Paper on Ron Banks' Article Titled Bullying in School

Paper on Ron Banks' Article Titled Bullying in School

According to Ron Banks, article of “Bullying in School,” 15% of students are bullied. Boys use more direct bullying while girls use more indirect bullying, such as rumors. Bullies tend to pick on others to feel powerful and strong but can lead to depression and suicide later on in life. Even if a student isn’t bullied, they can be just as traumatized by witnessing it.

Whether the bullying is direct or indirect, they key component of bullying is that the physical or psychological intimidation occurs repeatedly over
time to create an ongoing pattern of harassment and abuse. (Batsche and Knoff).

Bullying isn’t the only thing students can suffer from, there’s also cyber bullying. Cyber bullying deals with cell phones, e-mails, instant messages, Internet blogs and chat rooms that can be used to threaten and harass students. Rosalind Wiseman states, “What makes cyber bullying so easy-and tempting- is the mask of anonymity the web provides, along with a potentially huge audience.” When cyber bullying someone, the bully can’t see the victim’s reactions to realize they have gone too far. When getting to the root of a bullying situation, officer Dishman and the Dean of Centennial High School say 80% of bullying or threats/harassment can be related back to text messaging. Because bullying can have such an impact and long term effects on a person’s life, a code of conduct must be informed to set rules and guidelines for such inappropriate behavior.

It is most likely that every school in the United States deals with bullying. Direct bullying can occur during elementary and high school but most likely junior high. On the other hand, verbal bullying can happen all through life. One or more students can bully victims with direct behaviors like hitting, stealing, taunting, teasing and threatening. La Shanda Trimble, 18, attends Washington High School in Milwaukee, Wis. and has dealt with bullying before. She is a Goth so the other students don’t approve of her. They would call her ugly and crazy and say things like, “She’s going to put a spell n you!” Trimble then wouldn’t go to school and became behind in her schoolwork. To keep bullies away, it’s important to not show any fear towards them, stick with friends and have confidence. The article, “Bullying Online,” exclaims. “Everyday you go to school is a triumph over the bullies because by being there you’re showing the that you have every right to be there and that there behavior hasn’t upset you as they’d hope.”

Bullies have walked among Centennial High School ever since it opened and have made many students’ lives not so pleasant. 184 students were surveyed among the school and asked four questions about bullying. When asked if a student has ever been bullied on campus, 33% said yes and 67% said no. 70% of students thought bullying wasn’t a problem at Centennial. Only 57% of students said they’ve never been bullied. That’s barley half! Even thought some students said they have been bullied, the important thing is 63% of students say they would help a victim if they saw them being bullied. The Dean of Centennial said there isn’t a problem with bullying just in schools but in all walks of life.

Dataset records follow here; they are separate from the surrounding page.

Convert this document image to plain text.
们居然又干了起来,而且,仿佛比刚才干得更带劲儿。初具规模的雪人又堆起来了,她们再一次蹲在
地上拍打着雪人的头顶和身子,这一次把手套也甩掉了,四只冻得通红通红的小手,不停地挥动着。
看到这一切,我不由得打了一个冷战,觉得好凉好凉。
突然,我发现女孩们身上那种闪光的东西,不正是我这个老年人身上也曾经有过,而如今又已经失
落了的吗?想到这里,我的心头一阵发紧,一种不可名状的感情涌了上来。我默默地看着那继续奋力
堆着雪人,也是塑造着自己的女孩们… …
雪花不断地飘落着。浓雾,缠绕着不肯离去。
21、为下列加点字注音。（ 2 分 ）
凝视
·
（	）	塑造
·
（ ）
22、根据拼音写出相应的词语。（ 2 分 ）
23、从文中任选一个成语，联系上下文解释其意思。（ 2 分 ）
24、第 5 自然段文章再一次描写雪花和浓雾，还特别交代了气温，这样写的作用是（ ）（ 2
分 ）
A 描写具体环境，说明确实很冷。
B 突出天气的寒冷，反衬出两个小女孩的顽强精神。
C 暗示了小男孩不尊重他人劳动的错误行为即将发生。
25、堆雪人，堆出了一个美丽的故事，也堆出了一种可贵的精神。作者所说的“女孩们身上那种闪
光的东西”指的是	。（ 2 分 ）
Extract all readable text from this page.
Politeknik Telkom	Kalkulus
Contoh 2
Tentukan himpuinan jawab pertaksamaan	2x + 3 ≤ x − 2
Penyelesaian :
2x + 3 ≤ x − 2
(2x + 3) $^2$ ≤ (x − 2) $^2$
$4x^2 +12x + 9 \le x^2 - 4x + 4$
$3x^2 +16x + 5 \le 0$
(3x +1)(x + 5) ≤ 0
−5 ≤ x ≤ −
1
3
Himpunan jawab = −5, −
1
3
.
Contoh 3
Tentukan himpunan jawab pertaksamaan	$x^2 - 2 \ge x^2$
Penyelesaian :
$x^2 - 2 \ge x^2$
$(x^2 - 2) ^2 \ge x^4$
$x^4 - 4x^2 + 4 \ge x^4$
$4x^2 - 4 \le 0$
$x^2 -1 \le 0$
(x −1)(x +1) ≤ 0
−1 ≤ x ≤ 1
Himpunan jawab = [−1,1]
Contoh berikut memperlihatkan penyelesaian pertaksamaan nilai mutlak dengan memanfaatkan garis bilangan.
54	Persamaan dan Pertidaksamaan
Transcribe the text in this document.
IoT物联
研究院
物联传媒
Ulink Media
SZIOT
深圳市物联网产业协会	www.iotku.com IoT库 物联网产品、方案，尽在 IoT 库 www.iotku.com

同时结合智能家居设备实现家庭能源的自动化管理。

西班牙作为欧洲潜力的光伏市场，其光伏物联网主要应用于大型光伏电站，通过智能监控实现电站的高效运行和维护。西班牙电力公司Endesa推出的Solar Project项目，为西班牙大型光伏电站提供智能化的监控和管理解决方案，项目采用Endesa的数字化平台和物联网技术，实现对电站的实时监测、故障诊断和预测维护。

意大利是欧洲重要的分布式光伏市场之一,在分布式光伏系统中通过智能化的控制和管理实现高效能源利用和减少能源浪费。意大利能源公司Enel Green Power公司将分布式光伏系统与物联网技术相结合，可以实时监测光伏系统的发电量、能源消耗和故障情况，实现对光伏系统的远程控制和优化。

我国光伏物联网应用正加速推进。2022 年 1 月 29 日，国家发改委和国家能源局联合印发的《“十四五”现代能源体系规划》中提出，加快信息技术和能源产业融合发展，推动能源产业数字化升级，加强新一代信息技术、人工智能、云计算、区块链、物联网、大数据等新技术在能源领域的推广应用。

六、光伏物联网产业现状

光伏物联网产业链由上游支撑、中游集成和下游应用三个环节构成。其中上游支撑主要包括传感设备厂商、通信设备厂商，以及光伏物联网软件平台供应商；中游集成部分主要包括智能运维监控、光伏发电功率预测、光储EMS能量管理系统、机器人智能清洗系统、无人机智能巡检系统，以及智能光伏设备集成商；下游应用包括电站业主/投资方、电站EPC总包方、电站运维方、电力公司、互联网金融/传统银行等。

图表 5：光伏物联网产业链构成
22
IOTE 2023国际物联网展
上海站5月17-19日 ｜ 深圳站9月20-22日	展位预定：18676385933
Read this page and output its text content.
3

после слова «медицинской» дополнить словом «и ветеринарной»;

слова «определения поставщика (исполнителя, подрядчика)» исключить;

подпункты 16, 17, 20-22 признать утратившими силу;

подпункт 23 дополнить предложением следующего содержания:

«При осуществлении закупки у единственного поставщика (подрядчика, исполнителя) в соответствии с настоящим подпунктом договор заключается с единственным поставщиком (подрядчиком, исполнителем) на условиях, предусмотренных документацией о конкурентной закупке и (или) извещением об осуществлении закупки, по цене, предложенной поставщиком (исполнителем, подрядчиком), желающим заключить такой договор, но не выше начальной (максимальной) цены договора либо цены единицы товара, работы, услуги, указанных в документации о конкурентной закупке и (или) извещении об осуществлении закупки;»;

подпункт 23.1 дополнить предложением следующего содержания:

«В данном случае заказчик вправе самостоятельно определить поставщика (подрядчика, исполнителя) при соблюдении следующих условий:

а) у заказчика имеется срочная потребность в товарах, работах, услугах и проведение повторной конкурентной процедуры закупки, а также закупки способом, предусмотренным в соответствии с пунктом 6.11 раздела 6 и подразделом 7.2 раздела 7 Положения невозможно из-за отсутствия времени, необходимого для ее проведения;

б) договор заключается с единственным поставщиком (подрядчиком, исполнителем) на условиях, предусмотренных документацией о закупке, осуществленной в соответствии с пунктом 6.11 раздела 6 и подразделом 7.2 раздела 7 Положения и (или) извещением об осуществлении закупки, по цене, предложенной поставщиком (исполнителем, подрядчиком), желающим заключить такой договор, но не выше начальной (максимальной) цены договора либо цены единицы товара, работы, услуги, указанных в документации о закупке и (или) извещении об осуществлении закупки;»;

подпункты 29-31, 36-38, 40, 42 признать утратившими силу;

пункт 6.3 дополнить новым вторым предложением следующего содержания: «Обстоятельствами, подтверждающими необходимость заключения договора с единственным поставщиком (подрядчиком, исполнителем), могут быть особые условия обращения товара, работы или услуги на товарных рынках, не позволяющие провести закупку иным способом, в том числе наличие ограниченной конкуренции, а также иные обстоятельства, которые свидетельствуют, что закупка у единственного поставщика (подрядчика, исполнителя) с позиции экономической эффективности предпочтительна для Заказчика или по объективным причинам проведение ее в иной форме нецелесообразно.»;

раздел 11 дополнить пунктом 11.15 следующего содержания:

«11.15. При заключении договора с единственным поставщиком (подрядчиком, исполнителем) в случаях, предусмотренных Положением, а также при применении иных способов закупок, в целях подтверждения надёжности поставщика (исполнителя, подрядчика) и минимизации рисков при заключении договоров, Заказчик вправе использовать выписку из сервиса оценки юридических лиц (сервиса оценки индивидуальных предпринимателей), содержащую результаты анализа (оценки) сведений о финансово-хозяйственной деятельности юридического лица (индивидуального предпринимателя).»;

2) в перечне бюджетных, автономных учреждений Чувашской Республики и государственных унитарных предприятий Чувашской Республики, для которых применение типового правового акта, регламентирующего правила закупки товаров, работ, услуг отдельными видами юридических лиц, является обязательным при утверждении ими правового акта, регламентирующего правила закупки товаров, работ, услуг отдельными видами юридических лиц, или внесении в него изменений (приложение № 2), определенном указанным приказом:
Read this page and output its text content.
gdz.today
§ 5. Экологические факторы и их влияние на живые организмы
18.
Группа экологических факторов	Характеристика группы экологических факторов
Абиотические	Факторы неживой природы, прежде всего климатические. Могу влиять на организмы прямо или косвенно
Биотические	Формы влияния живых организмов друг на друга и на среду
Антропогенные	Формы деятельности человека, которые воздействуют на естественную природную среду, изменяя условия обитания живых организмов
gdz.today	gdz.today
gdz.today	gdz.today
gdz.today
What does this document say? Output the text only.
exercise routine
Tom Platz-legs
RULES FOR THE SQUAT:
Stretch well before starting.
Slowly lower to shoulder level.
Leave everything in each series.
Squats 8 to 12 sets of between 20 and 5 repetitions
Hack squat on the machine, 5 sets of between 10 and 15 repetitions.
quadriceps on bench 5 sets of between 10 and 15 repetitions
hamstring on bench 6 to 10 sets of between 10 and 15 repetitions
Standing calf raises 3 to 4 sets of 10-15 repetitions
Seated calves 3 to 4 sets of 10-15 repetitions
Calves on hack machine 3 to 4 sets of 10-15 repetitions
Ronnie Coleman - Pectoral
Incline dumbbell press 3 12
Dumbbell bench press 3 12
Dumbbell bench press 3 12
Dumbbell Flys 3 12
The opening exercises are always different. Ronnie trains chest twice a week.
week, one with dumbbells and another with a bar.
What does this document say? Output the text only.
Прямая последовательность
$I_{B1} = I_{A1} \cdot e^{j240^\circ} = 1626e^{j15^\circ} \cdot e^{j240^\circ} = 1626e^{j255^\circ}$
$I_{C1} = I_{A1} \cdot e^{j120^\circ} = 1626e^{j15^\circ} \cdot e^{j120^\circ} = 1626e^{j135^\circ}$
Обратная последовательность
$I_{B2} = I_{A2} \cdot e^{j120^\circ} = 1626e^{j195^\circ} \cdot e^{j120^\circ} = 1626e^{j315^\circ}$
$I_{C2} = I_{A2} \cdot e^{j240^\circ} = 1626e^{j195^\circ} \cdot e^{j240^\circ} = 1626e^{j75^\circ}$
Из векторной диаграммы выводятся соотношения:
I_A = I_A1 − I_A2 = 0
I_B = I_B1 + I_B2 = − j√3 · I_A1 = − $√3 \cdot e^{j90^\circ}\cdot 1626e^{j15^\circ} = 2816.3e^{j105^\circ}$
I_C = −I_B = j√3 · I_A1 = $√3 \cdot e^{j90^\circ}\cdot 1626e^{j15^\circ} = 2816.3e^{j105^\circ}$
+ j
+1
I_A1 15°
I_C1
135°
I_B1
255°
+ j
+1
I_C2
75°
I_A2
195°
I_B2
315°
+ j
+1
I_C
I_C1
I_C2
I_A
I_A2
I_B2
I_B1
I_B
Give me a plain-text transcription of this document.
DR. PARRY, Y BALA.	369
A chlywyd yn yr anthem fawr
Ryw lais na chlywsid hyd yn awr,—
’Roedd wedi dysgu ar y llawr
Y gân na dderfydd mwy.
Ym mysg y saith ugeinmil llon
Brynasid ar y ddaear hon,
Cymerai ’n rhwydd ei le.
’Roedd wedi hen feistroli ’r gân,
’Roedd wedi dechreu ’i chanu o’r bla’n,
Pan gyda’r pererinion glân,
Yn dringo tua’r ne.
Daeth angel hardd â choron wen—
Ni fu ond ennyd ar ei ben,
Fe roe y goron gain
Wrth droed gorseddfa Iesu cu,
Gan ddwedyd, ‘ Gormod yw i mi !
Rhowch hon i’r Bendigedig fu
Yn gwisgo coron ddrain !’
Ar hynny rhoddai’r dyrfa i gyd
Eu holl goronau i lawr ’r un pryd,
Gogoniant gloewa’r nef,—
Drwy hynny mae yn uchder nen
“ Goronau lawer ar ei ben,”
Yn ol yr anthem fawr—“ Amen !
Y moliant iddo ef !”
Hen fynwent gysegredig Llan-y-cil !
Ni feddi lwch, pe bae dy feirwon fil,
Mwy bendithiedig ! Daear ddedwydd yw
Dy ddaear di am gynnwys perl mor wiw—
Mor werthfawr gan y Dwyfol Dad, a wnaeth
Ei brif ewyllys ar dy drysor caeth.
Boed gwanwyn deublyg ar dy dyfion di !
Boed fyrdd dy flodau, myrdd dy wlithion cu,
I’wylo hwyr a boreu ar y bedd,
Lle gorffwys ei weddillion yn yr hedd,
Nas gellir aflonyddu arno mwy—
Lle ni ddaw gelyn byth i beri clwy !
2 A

Because bullying can occur everywhere, a code of conduct must be developed to prevent from such bad behavior happening. If our school had a code of conduct, it can show students what isn’t acceptable. They may think it’s ok to bully kids but if they look at the code of conduct they can see it won’t be tolerated. I have created a code of conduct for students to maintain good behavior and not disrupt the learning process. The only way the code of conduct can be successful is if there are consequences such as suspension or explosion. Students can feel safe and secure at Centennial knowing this conduct exists:

Code of Conduct
1. No physical intimidation
2. No discriminating
3. No sexual harassment
4. No verbal threats
5. No cyber bullying/sexual cyber bullying
6. No name-calling
7. No stealing
8. No teasing/taunting
9. Keep your hands to yourself
10. Respect others

In the long run, bullies fail to learn how to cope and manage their emotions and the experience of bullying can be linked to violence.
According to Dr. William Coleman, professor of pediatrics at the University of North Carolina School of medicine, bullies are four times as likely as the average child to have engaged in criminal behavior by age 24; they also grow up deficient in social, coping and negotiating skills and are more likely to engage in substance abuse.”

Rachel Simmons, author of “Odd Girl Out,” tells teens about cyber bullying to, “Be the same person online that you are in real life. If you wouldn’t say it, don’t send it, ad remember: The Internet is like the bathroom wall. Secrets and privacy don’t exist online.” Know one wants to be bullied and know one wants to go through life with people telling them they are a bully and disrespectful. There’s only one simple solution, treat others the way you would want to be treated.